ADR: Keep Only DAG Files in the DAG Folder
Introduction:
The purpose of this ADR is to review and approve the proposed changes to the Directed Acyclic Graph (DAG) structure and the relocation of Python files to the osdu_airflow package. The objectives of the proposed changes are to enhance the performance of the DAG and to avoid the unnecessary import issues.
DAG files of the CSP.
src/dags/eds_scheduler/eds_scheduler_dag.py and
src/dags/eds_ingest/src_dags_fetch_ingest_scheduler_dag.py
Purpose of Restructuring:
- Mitigate Potential Import Issues: By reframing the DAG structure and organizing the Python files into a coherent package like osdu_airflow, potential import issues can be mitigated. This ensures that the import statements in the DAGs and related modules accurately reflect the new directory structure, reducing the likelihood of import errors and improving the overall stability of the system.
- Enhance Performance: One of the benefits of reframing the DAG structure is to improve the performance of the DAGs. When the python files are organized within a specific package, such as osdu_airflow, the Airflow scheduler can focus on parsing and scheduling only the relevant DAG files during each run.

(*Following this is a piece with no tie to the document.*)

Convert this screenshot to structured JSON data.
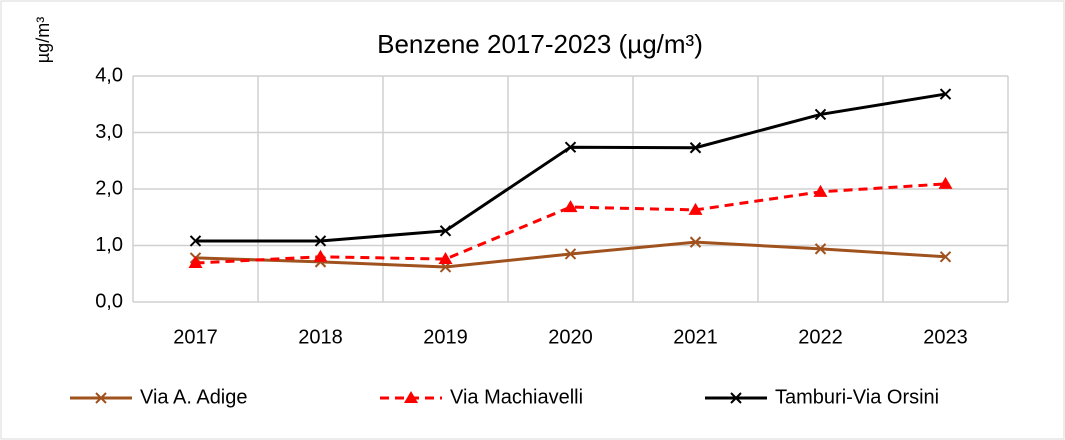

This eliminates the need for the scheduler to parse all other files, reducing unnecessary processing time and enhancing the overall efficiency of the scheduling process.
Status
-
Proposed -
Trialing -
Under review -
Approved -
Retired
Scope
The scope of this ADR includes the following scenario:
-
Reframing the Directed Acyclic Graph (DAG) structure: Only keeping DAG files in the folder.
-
Moving the Python files associated with the DAGs to the osdu_airflow package and accessed from it.
Current DAG Structure:
To Be-Structure:
DAG FOLDER:
Python Package structure in the OSDU_AIRFLOW:
Implementation:
-
Keep all the python packages in the osdu_airflow repository within the folder structure.
-
Create package registry for the osdu_airflow lib using CI/CD pipeline.
- Create a branch at the repository(https://community.opengroup.org/osdu/platform/data-flow/ingestion/osdu-airflow-lib/-/tree/master/)

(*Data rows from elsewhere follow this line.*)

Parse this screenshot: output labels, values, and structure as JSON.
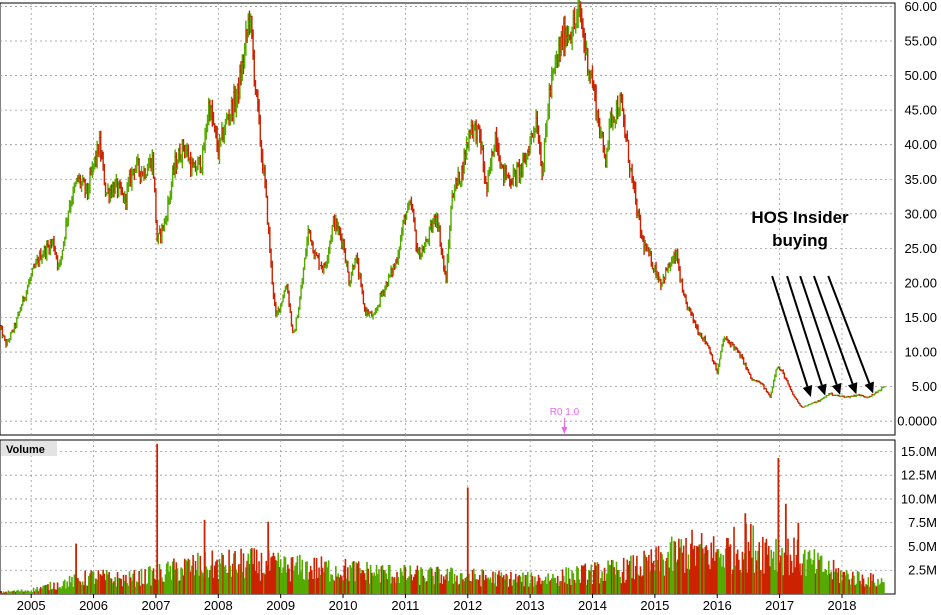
{
  "colors": {
    "up": "#55aa00",
    "down": "#cc2200",
    "grid": "#999999",
    "marker": "#ee66ee",
    "arrow": "#000000"
  },
  "annotation": {
    "line1": "HOS Insider",
    "line2": "buying"
  },
  "marker": {
    "label": "R0 1.0",
    "x": 2013.55
  },
  "volume_panel": {
    "title": "Volume"
  },
  "chart_data": {
    "type": "ohlc",
    "title": "",
    "price_axis": {
      "ylim": [
        -2,
        60.5
      ],
      "ticks": [
        60,
        55,
        50,
        45,
        40,
        35,
        30,
        25,
        20,
        15,
        10,
        5,
        0
      ],
      "tick_labels": [
        "60.00",
        "55.00",
        "50.00",
        "45.00",
        "40.00",
        "35.00",
        "30.00",
        "25.00",
        "20.00",
        "15.00",
        "10.00",
        "5.00",
        "0.0000"
      ]
    },
    "volume_axis": {
      "ylim": [
        0,
        16.2
      ],
      "ticks": [
        15,
        12.5,
        10,
        7.5,
        5,
        2.5
      ],
      "tick_labels": [
        "15.0M",
        "12.5M",
        "10.0M",
        "7.5M",
        "5.0M",
        "2.5M"
      ]
    },
    "x_axis": {
      "xlim": [
        2004.5,
        2018.85
      ],
      "years": [
        2005,
        2006,
        2007,
        2008,
        2009,
        2010,
        2011,
        2012,
        2013,
        2014,
        2015,
        2016,
        2017,
        2018
      ],
      "tick_labels": [
        "2005",
        "2006",
        "2007",
        "2008",
        "2009",
        "2010",
        "2011",
        "2012",
        "2013",
        "2014",
        "2015",
        "2016",
        "2017",
        "2018"
      ]
    },
    "grid": true,
    "price_path": [
      [
        2004.5,
        13.5
      ],
      [
        2004.6,
        11
      ],
      [
        2004.75,
        14
      ],
      [
        2004.85,
        17
      ],
      [
        2005.0,
        21
      ],
      [
        2005.15,
        24
      ],
      [
        2005.35,
        26
      ],
      [
        2005.45,
        22
      ],
      [
        2005.6,
        31
      ],
      [
        2005.75,
        35
      ],
      [
        2005.9,
        33
      ],
      [
        2006.0,
        37
      ],
      [
        2006.1,
        40
      ],
      [
        2006.2,
        33
      ],
      [
        2006.35,
        34
      ],
      [
        2006.5,
        32
      ],
      [
        2006.65,
        37
      ],
      [
        2006.8,
        36
      ],
      [
        2006.95,
        38
      ],
      [
        2007.02,
        26
      ],
      [
        2007.15,
        29
      ],
      [
        2007.3,
        37
      ],
      [
        2007.45,
        40
      ],
      [
        2007.6,
        36
      ],
      [
        2007.75,
        38
      ],
      [
        2007.85,
        46
      ],
      [
        2008.0,
        39
      ],
      [
        2008.15,
        44
      ],
      [
        2008.3,
        47
      ],
      [
        2008.4,
        52
      ],
      [
        2008.5,
        59
      ],
      [
        2008.6,
        48
      ],
      [
        2008.7,
        38
      ],
      [
        2008.75,
        34
      ],
      [
        2008.85,
        22
      ],
      [
        2008.92,
        15
      ],
      [
        2009.0,
        17
      ],
      [
        2009.1,
        20
      ],
      [
        2009.2,
        12
      ],
      [
        2009.3,
        17
      ],
      [
        2009.45,
        28
      ],
      [
        2009.55,
        24
      ],
      [
        2009.7,
        22
      ],
      [
        2009.85,
        29
      ],
      [
        2010.0,
        26
      ],
      [
        2010.1,
        20
      ],
      [
        2010.2,
        24
      ],
      [
        2010.35,
        16
      ],
      [
        2010.5,
        15
      ],
      [
        2010.6,
        18
      ],
      [
        2010.75,
        21
      ],
      [
        2010.85,
        23
      ],
      [
        2011.0,
        30
      ],
      [
        2011.1,
        31
      ],
      [
        2011.2,
        24
      ],
      [
        2011.3,
        25
      ],
      [
        2011.5,
        30
      ],
      [
        2011.65,
        20
      ],
      [
        2011.75,
        33
      ],
      [
        2011.9,
        36
      ],
      [
        2012.05,
        43
      ],
      [
        2012.2,
        41
      ],
      [
        2012.3,
        33
      ],
      [
        2012.45,
        42
      ],
      [
        2012.55,
        36
      ],
      [
        2012.7,
        35
      ],
      [
        2012.9,
        37
      ],
      [
        2013.1,
        44
      ],
      [
        2013.2,
        36
      ],
      [
        2013.3,
        47
      ],
      [
        2013.45,
        53
      ],
      [
        2013.55,
        56
      ],
      [
        2013.7,
        57
      ],
      [
        2013.8,
        59
      ],
      [
        2013.9,
        53
      ],
      [
        2014.0,
        49
      ],
      [
        2014.1,
        43
      ],
      [
        2014.2,
        38
      ],
      [
        2014.3,
        44
      ],
      [
        2014.45,
        46
      ],
      [
        2014.55,
        40
      ],
      [
        2014.7,
        31
      ],
      [
        2014.8,
        26
      ],
      [
        2014.95,
        23
      ],
      [
        2015.1,
        20
      ],
      [
        2015.2,
        22
      ],
      [
        2015.35,
        24
      ],
      [
        2015.45,
        18
      ],
      [
        2015.55,
        16
      ],
      [
        2015.7,
        13
      ],
      [
        2015.85,
        11
      ],
      [
        2016.0,
        7
      ],
      [
        2016.1,
        12
      ],
      [
        2016.25,
        11
      ],
      [
        2016.4,
        9
      ],
      [
        2016.55,
        6
      ],
      [
        2016.7,
        5.5
      ],
      [
        2016.85,
        3.5
      ],
      [
        2016.95,
        8
      ],
      [
        2017.05,
        7
      ],
      [
        2017.2,
        4
      ],
      [
        2017.35,
        2
      ],
      [
        2017.5,
        2.5
      ],
      [
        2017.65,
        3
      ],
      [
        2017.8,
        4
      ],
      [
        2017.95,
        3.6
      ],
      [
        2018.1,
        3.5
      ],
      [
        2018.25,
        3.8
      ],
      [
        2018.4,
        3.5
      ],
      [
        2018.5,
        3.8
      ],
      [
        2018.6,
        4.5
      ],
      [
        2018.68,
        5
      ]
    ],
    "volume_profile": [
      [
        2004.5,
        0.2
      ],
      [
        2005.0,
        0.4
      ],
      [
        2005.5,
        1.1
      ],
      [
        2006.0,
        1.8
      ],
      [
        2006.5,
        1.5
      ],
      [
        2007.0,
        2.0
      ],
      [
        2007.5,
        2.8
      ],
      [
        2008.0,
        3.0
      ],
      [
        2008.5,
        3.2
      ],
      [
        2009.0,
        2.8
      ],
      [
        2010.0,
        2.5
      ],
      [
        2011.0,
        2.0
      ],
      [
        2012.0,
        1.8
      ],
      [
        2013.0,
        1.5
      ],
      [
        2013.5,
        1.8
      ],
      [
        2014.0,
        2.2
      ],
      [
        2014.5,
        2.5
      ],
      [
        2015.0,
        3.2
      ],
      [
        2015.5,
        4.5
      ],
      [
        2016.0,
        4.2
      ],
      [
        2016.5,
        5.0
      ],
      [
        2017.0,
        4.5
      ],
      [
        2017.5,
        3.2
      ],
      [
        2018.0,
        2.0
      ],
      [
        2018.68,
        1.2
      ]
    ],
    "volume_spikes": [
      [
        2005.72,
        5.3
      ],
      [
        2007.02,
        15.8
      ],
      [
        2007.78,
        7.8
      ],
      [
        2008.8,
        7.6
      ],
      [
        2012.0,
        11.2
      ],
      [
        2016.45,
        8.5
      ],
      [
        2016.98,
        14.3
      ],
      [
        2017.1,
        9.5
      ],
      [
        2017.3,
        7.5
      ]
    ],
    "insider_arrows": [
      {
        "from": [
          2016.88,
          21
        ],
        "to": [
          2017.5,
          3.5
        ]
      },
      {
        "from": [
          2017.12,
          21
        ],
        "to": [
          2017.73,
          3.7
        ]
      },
      {
        "from": [
          2017.33,
          21
        ],
        "to": [
          2017.97,
          3.8
        ]
      },
      {
        "from": [
          2017.55,
          21
        ],
        "to": [
          2018.23,
          3.9
        ]
      },
      {
        "from": [
          2017.78,
          21
        ],
        "to": [
          2018.5,
          4.0
        ]
      }
    ]
  }
}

- Push the code to the branch.
- CI/CD will run and create the dev package registry.
-
Within the dev environment refer to the package registry version, under the Required libraries from the Python Package Index (PyPI) Eg:
Technical Changes Required:
- Update Import Statements:
-
Modify the import statements to import the required Python files from the osdu_airflow package instead of the previous directory structure.
Eg: from osdu_airflow.eds.eds_scheduler.eds_email_automation import EmailAutomation.
-
Changes/Impacts of Restructuring:
- Code Split: EDS code except than DAG files will be moved from current repository(https://community.opengroup.org/osdu/platform/data-flow/ingestion/external-data-sources/core-external-data-workflow/-/tree/master/src/dags) to new one (https://community.opengroup.org/osdu/platform/data-flow/ingestion/osdu-airflow-lib/-/tree/master/). Within open forum
- Deployment of the module will be challenging as right now it’s a manual job to add the package registry version to the dev environment, there might be a need to make some changes to existing CI/CD pipeline to automate the deployment.